Distributions that fail to fit entirely (hard errors) are silently skipped in
all cases.
Note: This function should be applied to data containing only ONE parameter at a time. Different environmental parameters have different distributions and should not be modelled together.
Examples
# Load example data
data(multi_censored_data)
# Basic imputation with default settings
set.seed(123)
result <- impute_nondetect(
dt = multi_censored_data,
value_col = "value",
cens_col = "censored",
verbose = FALSE
)
# View imputed values for non-detects
head(result[censored == 0, .(value, value_imputed, value_final)])
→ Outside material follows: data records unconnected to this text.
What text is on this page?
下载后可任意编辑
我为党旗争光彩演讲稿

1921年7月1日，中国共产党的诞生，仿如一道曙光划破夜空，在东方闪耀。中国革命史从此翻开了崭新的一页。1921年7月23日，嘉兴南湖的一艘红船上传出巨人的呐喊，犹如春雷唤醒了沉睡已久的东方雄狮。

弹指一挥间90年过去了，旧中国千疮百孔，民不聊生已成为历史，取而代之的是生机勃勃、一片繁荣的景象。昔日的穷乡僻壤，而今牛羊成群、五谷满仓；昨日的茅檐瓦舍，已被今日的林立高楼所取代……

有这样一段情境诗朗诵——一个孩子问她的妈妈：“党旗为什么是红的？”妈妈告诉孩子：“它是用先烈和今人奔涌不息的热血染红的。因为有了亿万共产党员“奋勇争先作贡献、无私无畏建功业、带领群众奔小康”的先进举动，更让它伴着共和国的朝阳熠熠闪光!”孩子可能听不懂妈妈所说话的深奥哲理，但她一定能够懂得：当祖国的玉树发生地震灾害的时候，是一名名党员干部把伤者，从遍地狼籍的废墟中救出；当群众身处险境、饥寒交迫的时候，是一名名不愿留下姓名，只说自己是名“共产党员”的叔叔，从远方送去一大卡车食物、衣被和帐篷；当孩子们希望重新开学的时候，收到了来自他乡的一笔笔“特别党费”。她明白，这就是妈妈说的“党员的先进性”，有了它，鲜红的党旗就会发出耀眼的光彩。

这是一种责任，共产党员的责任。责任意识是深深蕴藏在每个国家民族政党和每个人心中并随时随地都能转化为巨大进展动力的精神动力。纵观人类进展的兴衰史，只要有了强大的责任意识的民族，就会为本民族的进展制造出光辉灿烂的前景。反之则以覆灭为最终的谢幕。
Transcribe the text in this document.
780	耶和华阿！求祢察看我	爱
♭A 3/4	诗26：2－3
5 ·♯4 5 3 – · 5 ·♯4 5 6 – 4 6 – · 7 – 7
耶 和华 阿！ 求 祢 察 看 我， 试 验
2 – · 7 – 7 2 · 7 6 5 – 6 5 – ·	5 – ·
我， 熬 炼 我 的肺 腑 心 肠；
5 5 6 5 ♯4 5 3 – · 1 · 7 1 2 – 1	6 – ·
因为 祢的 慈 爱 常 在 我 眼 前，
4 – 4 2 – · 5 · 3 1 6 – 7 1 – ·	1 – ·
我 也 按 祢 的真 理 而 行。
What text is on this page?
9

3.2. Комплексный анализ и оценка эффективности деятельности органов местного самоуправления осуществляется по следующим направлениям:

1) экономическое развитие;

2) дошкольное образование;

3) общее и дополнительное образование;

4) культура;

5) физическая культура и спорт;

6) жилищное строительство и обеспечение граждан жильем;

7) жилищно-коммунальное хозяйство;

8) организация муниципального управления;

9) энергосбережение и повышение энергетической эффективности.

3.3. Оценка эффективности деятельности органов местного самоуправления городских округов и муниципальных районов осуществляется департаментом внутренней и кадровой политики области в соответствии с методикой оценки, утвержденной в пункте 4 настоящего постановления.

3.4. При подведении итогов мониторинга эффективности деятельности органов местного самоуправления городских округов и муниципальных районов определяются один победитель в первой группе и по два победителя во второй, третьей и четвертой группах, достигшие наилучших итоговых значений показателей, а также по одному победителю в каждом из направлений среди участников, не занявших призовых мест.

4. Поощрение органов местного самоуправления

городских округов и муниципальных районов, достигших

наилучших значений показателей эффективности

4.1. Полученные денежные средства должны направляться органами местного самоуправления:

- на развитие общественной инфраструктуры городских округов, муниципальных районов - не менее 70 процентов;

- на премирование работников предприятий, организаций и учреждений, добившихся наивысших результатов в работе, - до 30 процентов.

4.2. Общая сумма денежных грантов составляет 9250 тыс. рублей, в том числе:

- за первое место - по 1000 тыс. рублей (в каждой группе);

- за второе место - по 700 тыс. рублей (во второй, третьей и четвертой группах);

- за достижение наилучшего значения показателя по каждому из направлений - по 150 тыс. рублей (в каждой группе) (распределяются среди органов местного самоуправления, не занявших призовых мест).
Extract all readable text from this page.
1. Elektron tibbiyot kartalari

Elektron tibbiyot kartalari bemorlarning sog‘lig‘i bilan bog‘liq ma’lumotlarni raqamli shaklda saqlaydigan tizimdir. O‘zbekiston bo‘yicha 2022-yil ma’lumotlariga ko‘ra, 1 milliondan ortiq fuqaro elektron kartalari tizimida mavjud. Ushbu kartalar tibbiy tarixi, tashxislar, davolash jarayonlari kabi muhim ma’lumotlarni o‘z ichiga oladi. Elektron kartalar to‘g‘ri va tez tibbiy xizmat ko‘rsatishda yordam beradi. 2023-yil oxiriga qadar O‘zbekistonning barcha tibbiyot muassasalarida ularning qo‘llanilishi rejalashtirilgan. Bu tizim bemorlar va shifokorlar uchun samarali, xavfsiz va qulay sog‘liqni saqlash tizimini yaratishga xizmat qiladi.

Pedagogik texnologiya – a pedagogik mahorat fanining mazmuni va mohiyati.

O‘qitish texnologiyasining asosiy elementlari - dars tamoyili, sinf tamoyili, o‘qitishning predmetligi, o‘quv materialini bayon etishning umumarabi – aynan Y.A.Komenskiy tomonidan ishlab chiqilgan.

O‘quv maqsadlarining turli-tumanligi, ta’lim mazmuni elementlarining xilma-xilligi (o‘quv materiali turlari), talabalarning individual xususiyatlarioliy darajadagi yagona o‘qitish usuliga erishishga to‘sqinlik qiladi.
#> value value_imputed value_final
#> <num> <num> <num>
#> 1: 25 8.487192 8.487192
#> 2: 15 10.300671 10.300671
#> 3: 5 4.937120 4.937120
#> 4: 5 4.798058 4.798058
#> 5: 5 4.408386 4.408386
#> 6: 5 4.284067 4.284067
# Check best distribution selected
attr(result, "best_distribution")
#> [1] "lognormal"
# Check whether the best model converged cleanly
attr(result, "convergence_warnings") # character(0) means no warnings
#> NULL
# Increase max iterations for difficult datasets
result <- impute_nondetect(
dt = multi_censored_data,
value_col = "value",
cens_col = "censored",
control = survival::survreg.control(maxiter = 200)
)
# With parameter and unit validation
result <- impute_nondetect(
dt = multi_censored_data,
value_col = "value",
cens_col = "censored",
parameter_col = "parameter",
unit_col = "unit"
)
# For strictly positive values (avoiding exactly zero)
result <- impute_nondetect(
dt = multi_censored_data,
value_col = "value",
cens_col = "censored",
min_value = 1e-10,
verbose = FALSE
)